About 500 people manage to cross into the Spanish enclave after clashing with Moroccan police to scale a high fence.
About 2,500 sub-Saharan migrants and refugees have stormed the border fence separating the Spanish enclave of Melilla from Morocco, with about 500 managing to cross, in one of the largest influxes in recent years.
The people on Wednesday used “hooks” to scale the high fence that separates the tiny territory from Morocco and threw rocks at police, the Spanish government’s local delegation said in a statement.
“The great violence used by migrants overwhelmed the Moroccan security forces who were trying to prevent them from reaching the fence,” it said.
Three Spanish Guardia Civil police suffered “minor injuries” in the incident and three migrants were also treated for injuries near the fence.
Favored entry points
Melilla and Ceuta, another Spanish territory in North Africa, have the European Union’s only land borders with Africa.
They are favored entry points for African migrants and refugees seeking a better life in Europe, who get there by either climbing over the border fence or by swimming along the coast.
Claimed by Morocco, the two cities have long been a flashpoint in diplomatic relations between Rabat and Madrid, which insists both are integral parts of Spain.
In mid-May 2021, Spain was caught off guard when more than 10,000 people swam or used small inflatable boats to cross into Ceuta territory as the Moroccan border forces looked the other way.
The influx took place during a diplomatic crisis between Madrid and Rabat over Western Sahara, which has long pushed for independence from Morocco.

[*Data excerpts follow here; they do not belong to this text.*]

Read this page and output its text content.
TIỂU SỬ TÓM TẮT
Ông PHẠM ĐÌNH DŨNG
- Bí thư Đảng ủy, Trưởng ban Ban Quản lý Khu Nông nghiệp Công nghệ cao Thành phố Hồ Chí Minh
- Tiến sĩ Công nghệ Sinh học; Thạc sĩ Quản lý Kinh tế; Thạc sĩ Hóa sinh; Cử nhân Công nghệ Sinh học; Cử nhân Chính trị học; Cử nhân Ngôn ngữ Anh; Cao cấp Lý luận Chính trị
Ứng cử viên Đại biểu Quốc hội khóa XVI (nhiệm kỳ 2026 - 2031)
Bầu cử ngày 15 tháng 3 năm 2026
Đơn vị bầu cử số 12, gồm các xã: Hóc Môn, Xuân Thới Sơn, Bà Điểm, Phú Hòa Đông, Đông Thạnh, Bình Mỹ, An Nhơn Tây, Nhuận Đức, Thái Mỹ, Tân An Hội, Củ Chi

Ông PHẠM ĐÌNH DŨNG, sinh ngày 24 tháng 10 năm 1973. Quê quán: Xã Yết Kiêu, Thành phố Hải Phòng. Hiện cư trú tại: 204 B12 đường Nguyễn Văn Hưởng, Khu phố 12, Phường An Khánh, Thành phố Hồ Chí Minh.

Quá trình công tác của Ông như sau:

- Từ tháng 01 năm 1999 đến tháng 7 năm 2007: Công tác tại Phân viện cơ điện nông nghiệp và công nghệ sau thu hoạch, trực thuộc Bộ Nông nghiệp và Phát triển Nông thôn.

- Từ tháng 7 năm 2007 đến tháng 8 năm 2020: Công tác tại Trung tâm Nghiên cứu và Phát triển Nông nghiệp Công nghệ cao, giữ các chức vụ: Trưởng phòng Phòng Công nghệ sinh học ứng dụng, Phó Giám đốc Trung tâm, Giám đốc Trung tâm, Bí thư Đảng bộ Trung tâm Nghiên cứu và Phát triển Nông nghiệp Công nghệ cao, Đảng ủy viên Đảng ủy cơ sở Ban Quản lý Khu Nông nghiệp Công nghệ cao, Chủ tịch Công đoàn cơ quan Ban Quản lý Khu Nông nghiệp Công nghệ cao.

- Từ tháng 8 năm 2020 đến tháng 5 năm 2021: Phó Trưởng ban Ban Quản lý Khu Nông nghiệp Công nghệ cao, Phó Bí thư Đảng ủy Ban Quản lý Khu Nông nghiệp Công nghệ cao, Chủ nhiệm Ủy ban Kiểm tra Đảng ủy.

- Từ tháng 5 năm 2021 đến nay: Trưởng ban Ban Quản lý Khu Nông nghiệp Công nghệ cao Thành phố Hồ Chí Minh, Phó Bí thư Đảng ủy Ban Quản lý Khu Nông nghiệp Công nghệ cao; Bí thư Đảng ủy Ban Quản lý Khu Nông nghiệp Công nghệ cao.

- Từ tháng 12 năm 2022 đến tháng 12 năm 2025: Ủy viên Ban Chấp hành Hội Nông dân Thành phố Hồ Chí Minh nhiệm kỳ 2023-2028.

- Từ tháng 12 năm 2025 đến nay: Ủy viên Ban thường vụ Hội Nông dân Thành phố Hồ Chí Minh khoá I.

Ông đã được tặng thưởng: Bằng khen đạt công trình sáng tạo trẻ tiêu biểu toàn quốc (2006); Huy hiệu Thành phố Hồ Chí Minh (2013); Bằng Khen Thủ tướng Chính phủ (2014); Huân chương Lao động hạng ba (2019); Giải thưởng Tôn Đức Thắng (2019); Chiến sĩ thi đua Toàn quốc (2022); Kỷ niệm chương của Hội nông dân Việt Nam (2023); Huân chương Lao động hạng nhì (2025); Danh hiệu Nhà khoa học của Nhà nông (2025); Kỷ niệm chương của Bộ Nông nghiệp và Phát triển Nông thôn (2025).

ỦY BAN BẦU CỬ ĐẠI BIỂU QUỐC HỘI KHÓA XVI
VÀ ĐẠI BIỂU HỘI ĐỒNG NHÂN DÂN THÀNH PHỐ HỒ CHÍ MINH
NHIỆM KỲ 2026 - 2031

Madrid had angered Morocco by allowing the leader of Western Sahara’s independence movement into Spain for hospital treatment for a severe case of COVID-19, sparking a tetchy standoff between the two countries.
The unprecedented border breach was widely seen as a punitive move by Rabat. Last year, 1,092 migrants and refugees managed to enter Melilla, a 23 percent drop from 2020, according to interior ministry figures.